Two instances of this data structure were required for each store, one instance was for store bound work and other for remotable work.
- Building stateful service in a containerised fashion is hard as it is more targeted building stateless micro-services. Choice left were either to have a single instance cluster or build in-efficient solution to keep multiple instances on partition manager in sync.
- Complexity increases manifolds when bootstrap of state came into picture during service restart. Bootstrapping took a long time which meant extended downtime for partition manager. Also, containers can restart frequently and without notice, hence the availability of partition manager was severely affected.
- Central Event Bus was used to sync state between instances of partition manager and at high loads it was noticed that bulk of the time spent by an instance is to process state-sync messages from other instances.

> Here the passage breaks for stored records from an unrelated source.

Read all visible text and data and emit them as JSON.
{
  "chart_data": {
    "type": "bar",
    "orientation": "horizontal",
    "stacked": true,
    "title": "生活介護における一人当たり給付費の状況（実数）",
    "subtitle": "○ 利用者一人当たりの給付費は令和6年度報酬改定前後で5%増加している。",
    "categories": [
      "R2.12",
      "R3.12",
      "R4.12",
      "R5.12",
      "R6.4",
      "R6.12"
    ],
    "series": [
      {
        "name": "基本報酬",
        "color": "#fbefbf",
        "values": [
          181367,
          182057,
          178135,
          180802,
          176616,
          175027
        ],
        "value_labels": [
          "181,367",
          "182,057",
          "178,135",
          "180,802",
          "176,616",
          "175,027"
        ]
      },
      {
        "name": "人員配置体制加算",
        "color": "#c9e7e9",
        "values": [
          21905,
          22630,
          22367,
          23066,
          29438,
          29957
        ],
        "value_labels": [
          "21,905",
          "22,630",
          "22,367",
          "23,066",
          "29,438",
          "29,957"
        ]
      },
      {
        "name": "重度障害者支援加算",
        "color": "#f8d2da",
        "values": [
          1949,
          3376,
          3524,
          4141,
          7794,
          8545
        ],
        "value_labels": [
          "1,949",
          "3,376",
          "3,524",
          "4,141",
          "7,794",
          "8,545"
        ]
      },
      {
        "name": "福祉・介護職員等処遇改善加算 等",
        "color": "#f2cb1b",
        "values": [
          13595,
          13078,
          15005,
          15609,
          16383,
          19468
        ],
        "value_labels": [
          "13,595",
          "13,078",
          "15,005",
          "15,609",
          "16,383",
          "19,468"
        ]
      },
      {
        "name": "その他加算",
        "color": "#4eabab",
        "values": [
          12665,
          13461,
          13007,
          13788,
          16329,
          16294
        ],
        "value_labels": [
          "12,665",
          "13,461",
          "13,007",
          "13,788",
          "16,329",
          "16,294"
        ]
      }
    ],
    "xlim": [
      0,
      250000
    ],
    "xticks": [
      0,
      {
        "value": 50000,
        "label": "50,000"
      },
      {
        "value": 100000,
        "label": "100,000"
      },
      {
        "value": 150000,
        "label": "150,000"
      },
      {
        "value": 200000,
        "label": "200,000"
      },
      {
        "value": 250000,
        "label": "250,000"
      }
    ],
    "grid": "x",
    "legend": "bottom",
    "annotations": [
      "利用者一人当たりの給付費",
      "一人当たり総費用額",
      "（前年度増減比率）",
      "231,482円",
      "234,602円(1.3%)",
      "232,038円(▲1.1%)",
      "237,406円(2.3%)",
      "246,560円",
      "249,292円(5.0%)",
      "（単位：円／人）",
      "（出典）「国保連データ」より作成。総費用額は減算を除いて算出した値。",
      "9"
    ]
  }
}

Centralised Persistent Store
Building stateful services was marred with complexity led to making partition manager stateless with state stored in a central persistence store. While central persistence store provides an easy to way to build and query a sorted set of work records, latency at high concurrency with minimal locking was still a concern going down this approach. All get work requests are contending for highest priority work leading to row-contention and has potential to increased latency. SQL Server provided query hints as to way to workaround this problem using ROWLOCK and READPAST hints. The query hint ROWLOCK specifies a row level lock should be taken in place of more limiting table or page level lock. Query hint READPAST specifies that if multiple requests are trying to select same row then only one request gets a lock and remaining request move past and select next row. The combination of these two hints provided a try-lock kind of semantic similar to in-memory data structure.
For performance comparison both the storage modes were tested in a three node cluster at multiple throughputs. At elementary load the performance of database and in-memory storage was comparable, in-memory was marginally fast but at high load there was no comparison SQL server was miles ahead of in-memory storage. The reason for bad performance for in-memory storage was heavy background sync work done by instances of cluster, which was a side effect of maintaining stateful system.
- Score optimisation — Per store score plays a key role in avoiding starvation and making sure right store is getting attention. For first version a simple scoring algorithm was chosen which only takes into consideration current workload in a given store. In future, aspects like logged in users in a store, their throughput can be taken into consideration to identify stores which need help and not just based on current workload in a store. The idea is to learn from each rollout and eventually make the scoring algorithm ML based.
- Improve monitoring and alerting — There could be cases where work which needs to be routed is still sitting in the system. To account for it, a system which looks at all incoming work and alerts routing engine if the work is still seen incomplete after an average work route time has exceeded. This becomes a hint for routing engine to route the work at a highest priority to the next available associate.
- Newer Business Needs — Accommodating for varying constraints around how work should prioritized which will require making changes to design when they cannot be fit into business rule changes. One such example is in current design work is prioritized at the time of ingress into routing engine which might require to change when there are requirements to move to model of dynamic priority which changes with time and not a static one which is determined at the time of ingestion.